The Ethiopian blogging group shared the nominations with activists from China and Syrian.
Chinese activist Ilham Tohti, a Uyghur intellectual, is currently serving life imprisonment after being arrested in China in 2014. Tohti’s work centered on the rights of the Uyghurs in Xinjiang.
The other nominee, Razan Zaitouneh is a Syrian rights lawyer and activist. Razan created an organization – Violations Documentation Center (VDC). The organization recorded the death toll and torture in Syrian prisons during the beginning of the conflict in 2011.
In 2013, Razan, her husband, Wael Hamada and two co-workers were kidnapped by a group of masked gunmen at the VDC office in Damascus. All four have remained missing since then.
The Zone 9 bloggers are a group who were incarcerated in Ethiopia for their online writing. The content of the blog, written in Amharic, led to the arrest of nine members of the group and three journalists in 2014.

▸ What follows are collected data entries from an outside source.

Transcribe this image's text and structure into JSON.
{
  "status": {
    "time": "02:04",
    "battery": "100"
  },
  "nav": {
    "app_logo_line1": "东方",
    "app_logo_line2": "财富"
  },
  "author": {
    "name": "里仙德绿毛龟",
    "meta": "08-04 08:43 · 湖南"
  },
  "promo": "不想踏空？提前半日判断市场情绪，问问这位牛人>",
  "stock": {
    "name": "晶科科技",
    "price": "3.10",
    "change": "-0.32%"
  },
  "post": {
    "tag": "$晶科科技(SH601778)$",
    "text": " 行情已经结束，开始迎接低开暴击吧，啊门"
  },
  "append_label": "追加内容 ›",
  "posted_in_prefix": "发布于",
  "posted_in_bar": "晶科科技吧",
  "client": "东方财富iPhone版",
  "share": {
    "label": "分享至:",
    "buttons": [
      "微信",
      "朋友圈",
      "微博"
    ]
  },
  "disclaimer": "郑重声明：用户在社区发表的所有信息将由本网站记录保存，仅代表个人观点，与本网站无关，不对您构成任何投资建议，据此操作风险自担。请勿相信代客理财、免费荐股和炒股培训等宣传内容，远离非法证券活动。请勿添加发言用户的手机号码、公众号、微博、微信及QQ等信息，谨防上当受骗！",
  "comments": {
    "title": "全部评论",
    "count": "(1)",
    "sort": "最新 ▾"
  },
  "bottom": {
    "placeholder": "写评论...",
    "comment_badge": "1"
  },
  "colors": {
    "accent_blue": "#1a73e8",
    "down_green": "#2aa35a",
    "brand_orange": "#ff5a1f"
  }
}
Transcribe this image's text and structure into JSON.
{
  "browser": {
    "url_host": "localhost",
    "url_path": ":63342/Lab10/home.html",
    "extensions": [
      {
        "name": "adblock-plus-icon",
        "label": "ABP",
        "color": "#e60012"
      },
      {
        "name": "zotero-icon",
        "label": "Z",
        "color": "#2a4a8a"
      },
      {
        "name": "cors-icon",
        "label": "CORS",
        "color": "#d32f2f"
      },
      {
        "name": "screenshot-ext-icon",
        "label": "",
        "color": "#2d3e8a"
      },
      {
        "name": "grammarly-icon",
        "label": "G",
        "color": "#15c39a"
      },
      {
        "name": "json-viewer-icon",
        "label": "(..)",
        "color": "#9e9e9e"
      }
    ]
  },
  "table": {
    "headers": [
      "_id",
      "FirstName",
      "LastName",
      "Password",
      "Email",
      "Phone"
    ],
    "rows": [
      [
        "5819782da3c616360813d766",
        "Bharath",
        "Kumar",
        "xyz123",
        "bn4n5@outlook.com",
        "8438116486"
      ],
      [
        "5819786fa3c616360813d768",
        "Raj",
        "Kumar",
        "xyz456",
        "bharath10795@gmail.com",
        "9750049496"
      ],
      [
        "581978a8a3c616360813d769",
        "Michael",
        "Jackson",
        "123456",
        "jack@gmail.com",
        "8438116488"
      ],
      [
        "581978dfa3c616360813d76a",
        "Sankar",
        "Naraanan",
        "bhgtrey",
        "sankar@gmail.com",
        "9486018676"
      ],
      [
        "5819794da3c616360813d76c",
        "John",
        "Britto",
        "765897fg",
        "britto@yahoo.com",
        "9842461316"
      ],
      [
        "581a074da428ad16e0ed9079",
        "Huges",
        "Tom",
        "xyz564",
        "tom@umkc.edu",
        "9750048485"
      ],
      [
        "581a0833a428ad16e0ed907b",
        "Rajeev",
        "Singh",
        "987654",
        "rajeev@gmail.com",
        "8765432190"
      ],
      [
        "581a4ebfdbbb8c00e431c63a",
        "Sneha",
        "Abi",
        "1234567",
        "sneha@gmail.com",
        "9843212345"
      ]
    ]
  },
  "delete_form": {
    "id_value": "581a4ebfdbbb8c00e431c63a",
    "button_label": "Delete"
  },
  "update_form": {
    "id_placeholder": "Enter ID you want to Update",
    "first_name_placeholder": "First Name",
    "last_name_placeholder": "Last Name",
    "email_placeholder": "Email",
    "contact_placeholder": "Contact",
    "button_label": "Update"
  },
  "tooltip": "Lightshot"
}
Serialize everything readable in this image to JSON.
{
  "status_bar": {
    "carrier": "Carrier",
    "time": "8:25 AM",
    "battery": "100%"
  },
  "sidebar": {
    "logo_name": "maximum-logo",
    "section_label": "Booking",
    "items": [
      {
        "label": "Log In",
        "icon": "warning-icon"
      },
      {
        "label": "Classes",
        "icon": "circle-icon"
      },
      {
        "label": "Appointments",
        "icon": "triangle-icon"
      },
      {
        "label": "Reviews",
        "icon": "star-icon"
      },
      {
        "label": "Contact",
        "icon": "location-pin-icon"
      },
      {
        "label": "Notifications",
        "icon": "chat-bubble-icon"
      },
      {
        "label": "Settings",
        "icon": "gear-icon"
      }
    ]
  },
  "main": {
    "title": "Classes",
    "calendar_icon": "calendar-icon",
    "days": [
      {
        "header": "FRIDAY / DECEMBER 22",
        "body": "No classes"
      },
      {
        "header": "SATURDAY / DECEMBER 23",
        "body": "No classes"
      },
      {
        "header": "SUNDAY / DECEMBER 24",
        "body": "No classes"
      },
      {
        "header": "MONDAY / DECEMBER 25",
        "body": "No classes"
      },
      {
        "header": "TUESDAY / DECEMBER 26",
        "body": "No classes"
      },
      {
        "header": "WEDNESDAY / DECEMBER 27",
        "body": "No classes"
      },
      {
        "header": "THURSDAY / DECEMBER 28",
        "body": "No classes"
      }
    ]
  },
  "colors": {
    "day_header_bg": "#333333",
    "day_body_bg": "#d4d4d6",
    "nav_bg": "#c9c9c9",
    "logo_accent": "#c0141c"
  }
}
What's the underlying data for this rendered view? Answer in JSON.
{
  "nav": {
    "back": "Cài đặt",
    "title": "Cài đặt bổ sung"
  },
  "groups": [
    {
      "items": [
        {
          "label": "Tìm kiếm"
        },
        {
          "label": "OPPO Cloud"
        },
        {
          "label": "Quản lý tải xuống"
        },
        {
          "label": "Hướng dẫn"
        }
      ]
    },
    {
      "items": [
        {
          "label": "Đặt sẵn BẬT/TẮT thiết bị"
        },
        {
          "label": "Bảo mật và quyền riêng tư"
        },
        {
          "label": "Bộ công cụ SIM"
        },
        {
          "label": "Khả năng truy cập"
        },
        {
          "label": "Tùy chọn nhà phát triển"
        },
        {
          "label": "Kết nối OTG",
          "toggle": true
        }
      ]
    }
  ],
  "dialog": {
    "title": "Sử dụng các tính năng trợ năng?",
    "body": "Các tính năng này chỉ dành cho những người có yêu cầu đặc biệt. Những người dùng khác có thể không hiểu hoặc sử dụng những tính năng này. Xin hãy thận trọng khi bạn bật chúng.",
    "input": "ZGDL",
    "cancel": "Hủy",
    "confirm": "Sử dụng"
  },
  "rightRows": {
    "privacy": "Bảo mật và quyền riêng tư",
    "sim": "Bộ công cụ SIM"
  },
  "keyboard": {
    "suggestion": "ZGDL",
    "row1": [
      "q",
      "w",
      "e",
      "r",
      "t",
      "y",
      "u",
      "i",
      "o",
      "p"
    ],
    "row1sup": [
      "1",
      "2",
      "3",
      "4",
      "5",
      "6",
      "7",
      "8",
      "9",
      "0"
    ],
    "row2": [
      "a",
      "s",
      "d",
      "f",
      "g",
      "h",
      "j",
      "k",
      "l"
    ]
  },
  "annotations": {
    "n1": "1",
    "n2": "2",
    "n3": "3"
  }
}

The mime bloggers faced charges of terrorism and were accused of having links to an outlawed organization.
However, critics say the Zone 9 bloggers, who got their name from an Ethiopian state prison notorious for housing political prisoners, were targeted because their writings defied the odds.
Five members of the blogging group were released after months of detention last year. Their release coincided with the visit of U.S. President Barack Obama to the region.
Reports indicate that six Zone 9 members are currently living in exile while those in Ethiopia have been banned from traveling.
“We are extremely humbled to be nominated for the Martin Ennals Award. This recognition raises our visibility enough to increase our safety, and also show that the World is the home of the same family,” a statement from Zone 9 reads. “It is proof that when one part of the world is silenced, the rest will speak on behalf of it. This recognition will definitely motivate us to push forward on our struggle to create a better Ethiopia where human rights are respected.”
The Martin Ennals Award for Human Rights Defenders is the result of a collaboration between ten major leading human rights organizations, including Amnesty International, Human Rights Watch and Human Rights First.